The number of natural fibers is impressive. These are fibers which are either of animal or plant origin and which undergo mechanical transformation, without chemicals. The best known are cotton , linen , hemp , wool and silk but the list is much longer than that! We can even add a mineral component when we talk about gold or silver thread for example.

Semi-synthetic textile

Semi-synthetic fiber is neither a synthetic fiber nor truly a natural fiber. That is to say that it is a fiber which comes from a natural raw material (eg: bamboo, wood pulp, etc.) and which undergoes a more or less toxic chemical transformation to give, for example, rayon or viscose.

Synthetic textile

synthetic textile

Following the Second World War, the use of synthetic fibers skyrocketed! A synthetic fabric is a textile obtained by the synthesis of chemical compounds from petroleum (hydrocarbon). We are talking here, for example, about polyester, nylon and acrylic. This category is not considered environmentally friendly unless it is recycled .

Organic clothing

Who says natural fiber does not necessarily mean organic fabric. Organic clothing is one whose raw material does not use pesticides and whose dye is natural. In this case, one can look for certification such as Global Organic Texile Standard ( GOTS ) and Ecocert

Second life

Second life and second-hand are synonyms. These are therefore clothes that we obtain through a donation, purchase in a thrift store or from a clothing counter for example and which have already belonged to another person.

Recycled clothing

recycled clothing

Recycled clothing can have several different characteristics. This can come, for example, from the transformation of an already existing garment. That is to say, either repairs have been made or the textiles from different garments are recovered to make completely different new ones.

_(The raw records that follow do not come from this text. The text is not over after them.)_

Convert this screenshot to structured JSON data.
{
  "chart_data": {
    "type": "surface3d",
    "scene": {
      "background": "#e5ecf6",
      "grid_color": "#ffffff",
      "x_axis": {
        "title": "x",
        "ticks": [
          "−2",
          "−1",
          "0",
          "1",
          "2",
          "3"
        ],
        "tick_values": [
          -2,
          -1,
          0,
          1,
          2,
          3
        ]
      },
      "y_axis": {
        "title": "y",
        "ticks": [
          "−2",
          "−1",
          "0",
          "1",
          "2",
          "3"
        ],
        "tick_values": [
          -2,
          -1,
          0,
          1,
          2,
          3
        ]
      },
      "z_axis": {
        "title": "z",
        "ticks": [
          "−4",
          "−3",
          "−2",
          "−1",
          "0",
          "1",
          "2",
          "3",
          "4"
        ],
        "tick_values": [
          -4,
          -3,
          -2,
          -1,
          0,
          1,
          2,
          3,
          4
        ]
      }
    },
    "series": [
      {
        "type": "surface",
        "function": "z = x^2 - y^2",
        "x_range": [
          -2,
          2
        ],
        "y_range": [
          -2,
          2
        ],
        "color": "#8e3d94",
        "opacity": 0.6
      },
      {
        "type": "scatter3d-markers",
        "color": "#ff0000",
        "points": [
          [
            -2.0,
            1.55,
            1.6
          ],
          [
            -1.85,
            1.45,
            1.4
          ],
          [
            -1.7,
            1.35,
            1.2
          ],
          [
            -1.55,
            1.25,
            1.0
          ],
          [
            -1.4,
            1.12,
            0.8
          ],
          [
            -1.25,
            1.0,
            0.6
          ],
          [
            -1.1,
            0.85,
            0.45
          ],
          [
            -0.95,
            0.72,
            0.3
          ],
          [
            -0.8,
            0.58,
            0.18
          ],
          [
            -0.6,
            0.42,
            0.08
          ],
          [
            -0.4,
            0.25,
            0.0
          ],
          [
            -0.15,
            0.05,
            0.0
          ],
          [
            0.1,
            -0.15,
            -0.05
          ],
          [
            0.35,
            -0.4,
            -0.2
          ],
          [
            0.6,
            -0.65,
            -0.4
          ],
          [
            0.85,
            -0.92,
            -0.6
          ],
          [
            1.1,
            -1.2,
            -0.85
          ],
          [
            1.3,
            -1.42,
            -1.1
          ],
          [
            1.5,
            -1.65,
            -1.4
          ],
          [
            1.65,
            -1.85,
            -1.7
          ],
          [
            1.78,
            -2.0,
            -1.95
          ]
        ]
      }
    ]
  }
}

In the category of recycled clothing, we can also consider clothing that comes from banknotes (remaining from other confections) and ends of rolls that would not have been used otherwise and which would have found their way to the landfill.

Vegan clothing

Here we are referring to clothing that does not contain any animal traces. This means, for example, that it does not contain wool, silk, etc. The fact that a textile is in the vegan category does not mean that it is based on vegetable fiber. Polyester, having no animal traces , is considered a vegan fiber.

Biodegradable clothing

Biodegradable clothing is that which can be put directly in the compost at the end of its life. It is a garment that comes from a natural fiber such as linen, hemp and cotton. It will degrade quickly unlike clothing made with a synthetic fiber which can take up to 1000 years to decompose.

Ethical clothing

ethical clothing

Here, we are particularly talking about the working conditions that prevail during the design of the fabric and this in all its phases, from the cultivation or extraction of its raw material to the final result in the form of clothing. We will look for clothes made by adults whose working conditions are healthy, whose hours worked and salaries are reasonable...

Local clothing

Other than recycled fibers, fibers are not grown or extracted locally in Canada . They are mainly imported from Asia, the United States and others. However, some designers favor textiles spun, woven and dyed here.

For a garment to be considered locally made, the entire process: drawing, cutting, sewing must simply be carried out here. This ensures a better ethical and ecological aspect.

Closed loop

A textile designed in a closed loop means that the process does not create any release into the environment. This is the case, for example, of Lyocel which, in its manufacturing process, does not release any water or dyes into the environments adjacent to their design factories. It is also a fabric that will have no loss of raw material or fiber.